I have a terrible confession to make.

I, a respectable librarian working in a large city in New Jersey, mother of two, married for thirteen years to a free-lance copy writer and public relations man, am a Star Trek Convention junkie. I have attended all the Star Trek Cons in New York City since 1973, and have branched out to include Philadelphia and College Park, Md. in my frenzied search for Star Trekdom.

Each time I say, "I can't afford it. I cannot take any more time off from my job. My husband will divorce me and cite Star Trek as the Correspondent." But when I hear the magic words - Star Trek Convention - I pack up my bags, get a baby-sitter, and go.

My friends and co-workers think I'm crazy. "You've seen it all before," they say. "Don't you ever get tired of it?" But their scorn does not penetrate. I am hooked, and that is that.

I live for the moment when I can see the stars of Star Trek on-stage. I never tire of hearing how William Shatner stole Leonard Nimoy's bicycle [and many other old chestnuts that the celebrities told on stage a multitude of times].

I take advantage of the Dealer's Room to stock up on posters, pictures, books, and other paraphernalia pertaining to Star Trek, including the famous fanzines, publications that can often be purchased only at Cons. I even get the chance to talk to the writers of my favorite stories, and to arrange for some of my own deathless prose to be published. I like to check the art show, not only to see the works of others, but to show off my own original needlework.

I gleefully participate in the Costume Call. One year I strutted up as Roxanne Jones, Cyrano's sister, and gave a sales pitch for "Denebian pornography: seven sexes, twelve bodily orifices, and more hangups than you can shake a stick at!"

Another time I flapped mournfully as The Great Bird of the Galaxy.

I have stalked majestically as Queen Azura from the Flash Gordon serials, and menaced the group as Sylvia, the witch from "Catspaw".

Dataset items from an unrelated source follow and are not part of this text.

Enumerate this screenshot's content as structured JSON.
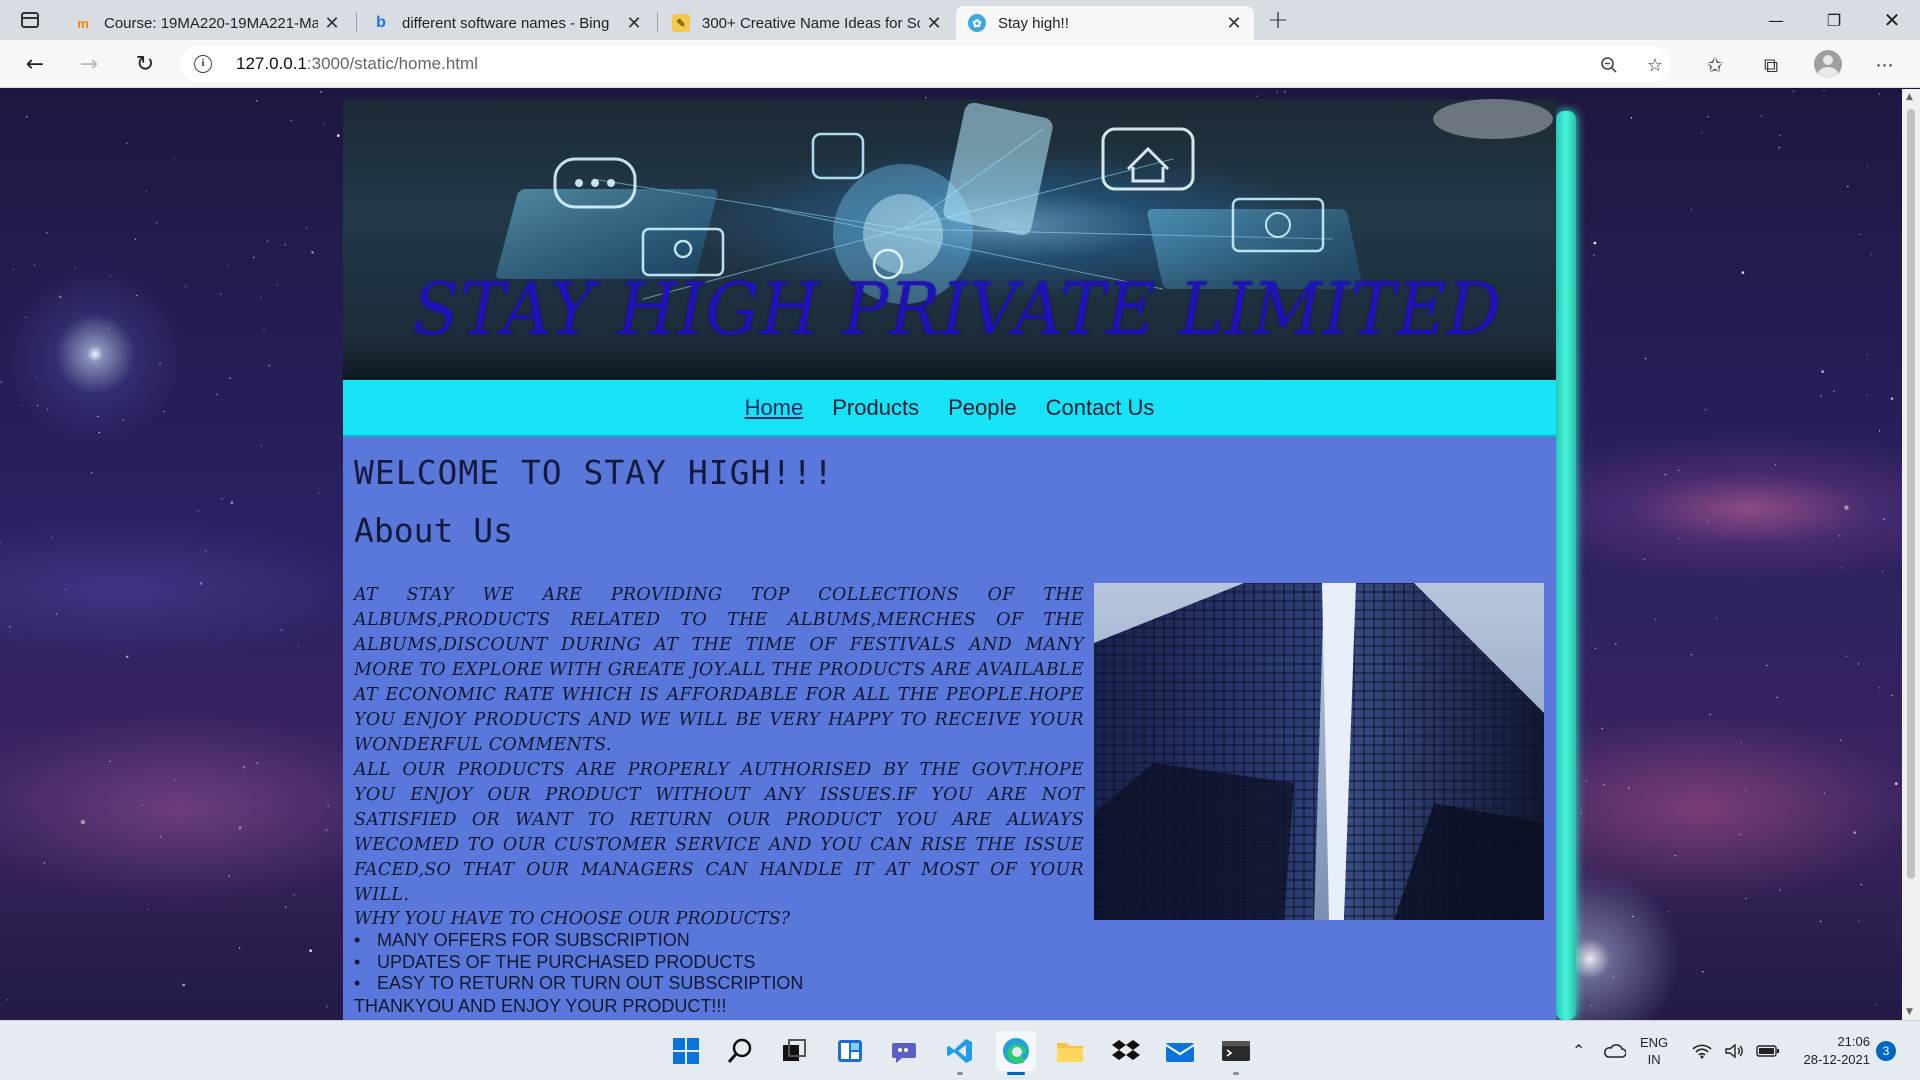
{
  "browser": {
    "tabs": [
      {
        "title": "Course: 19MA220-19MA221-Ma",
        "favicon": "moodle-icon",
        "active": false
      },
      {
        "title": "different software names - Bing",
        "favicon": "bing-icon",
        "active": false
      },
      {
        "title": "300+ Creative Name Ideas for Sc",
        "favicon": "site-icon",
        "active": false
      },
      {
        "title": "Stay high!!",
        "favicon": "page-icon",
        "active": true
      }
    ],
    "url_host": "127.0.0.1",
    "url_rest": ":3000/static/home.html"
  },
  "page": {
    "banner_title": "STAY HIGH PRIVATE LIMITED",
    "nav": [
      {
        "label": "Home",
        "current": true
      },
      {
        "label": "Products",
        "current": false
      },
      {
        "label": "People",
        "current": false
      },
      {
        "label": "Contact Us",
        "current": false
      }
    ],
    "welcome": "WELCOME TO STAY HIGH!!!",
    "about_heading": "About Us",
    "about_p1": "AT STAY WE ARE PROVIDING TOP COLLECTIONS OF THE ALBUMS,PRODUCTS RELATED TO THE ALBUMS,MERCHES OF THE ALBUMS,DISCOUNT DURING AT THE TIME OF FESTIVALS AND MANY MORE TO EXPLORE WITH GREATE JOY.ALL THE PRODUCTS ARE AVAILABLE AT ECONOMIC RATE WHICH IS AFFORDABLE FOR ALL THE PEOPLE.HOPE YOU ENJOY PRODUCTS AND WE WILL BE VERY HAPPY TO RECEIVE YOUR WONDERFUL COMMENTS.",
    "about_p2": "ALL OUR PRODUCTS ARE PROPERLY AUTHORISED BY THE GOVT.HOPE YOU ENJOY OUR PRODUCT WITHOUT ANY ISSUES.IF YOU ARE NOT SATISFIED OR WANT TO RETURN OUR PRODUCT YOU ARE ALWAYS WECOMED TO OUR CUSTOMER SERVICE AND YOU CAN RISE THE ISSUE FACED,SO THAT OUR MANAGERS CAN HANDLE IT AT MOST OF YOUR WILL.",
    "why_heading": "WHY YOU HAVE TO CHOOSE OUR PRODUCTS?",
    "reasons": [
      "MANY OFFERS FOR SUBSCRIPTION",
      "UPDATES OF THE PURCHASED PRODUCTS",
      "EASY TO RETURN OR TURN OUT SUBSCRIPTION"
    ],
    "thanks": "THANKYOU AND ENJOY YOUR PRODUCT!!!",
    "colors": {
      "nav_bg": "#16e3f5",
      "content_bg": "#5a78dc",
      "banner_title": "#1e12b8",
      "glow": "#48f5d8"
    }
  },
  "taskbar": {
    "apps": [
      "start-icon",
      "search-icon",
      "task-view-icon",
      "widgets-icon",
      "teams-chat-icon",
      "vscode-icon",
      "edge-icon",
      "file-explorer-icon",
      "dropbox-icon",
      "mail-icon",
      "terminal-icon"
    ],
    "lang_top": "ENG",
    "lang_bottom": "IN",
    "time": "21:06",
    "date": "28-12-2021",
    "notifications": "3"
  }
}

The highlight of my costume career came in New York in 1974 when I schlumped onstage wearing a two-piece bathing suit, the bottom half of which was draped In a sarong; a Harpo Marx blonde wig; a shell necklace; and a strategically-placed pillow. 2,500 people roared with laughter at "A Vaal worshipper six months after the Enterprise left."

I still treasure the prize I won as Most Humorous Costume - a poster showing Captain Kirk up to his waist in tribbles.

I don't just want to show off myself, I want to see what the other costume designers have come up with this time. I take picture after picture of girls like Monica Miller and Angelique 'Destiny" Trouvere, who go by the maxim "less is more." I marvel at the intricate make-up that rivals that of professional make-up artists. I am proudest of all when my own girls take their places onstage wearing costumes they helped design themselves. In my house Star Trek is a family affair.

Most of all, a Star Trek convention gives me the chance to catch up on old friendships and make new ones. Through Star Trek I have met high school and college students, teachers, media persons, crafts people, business men and women, military personnel, people from all over the country and all over the world, drawn together by a love of Star Trek and the world of the future which it represents. All of us want to help create that world in reality, not just on film. It's a world in which differences of race and sex are not so important as talent and capability; where a Vulcan can respect a Human and vice versa; where it is no longer a matter of "If we reach the stars" but when."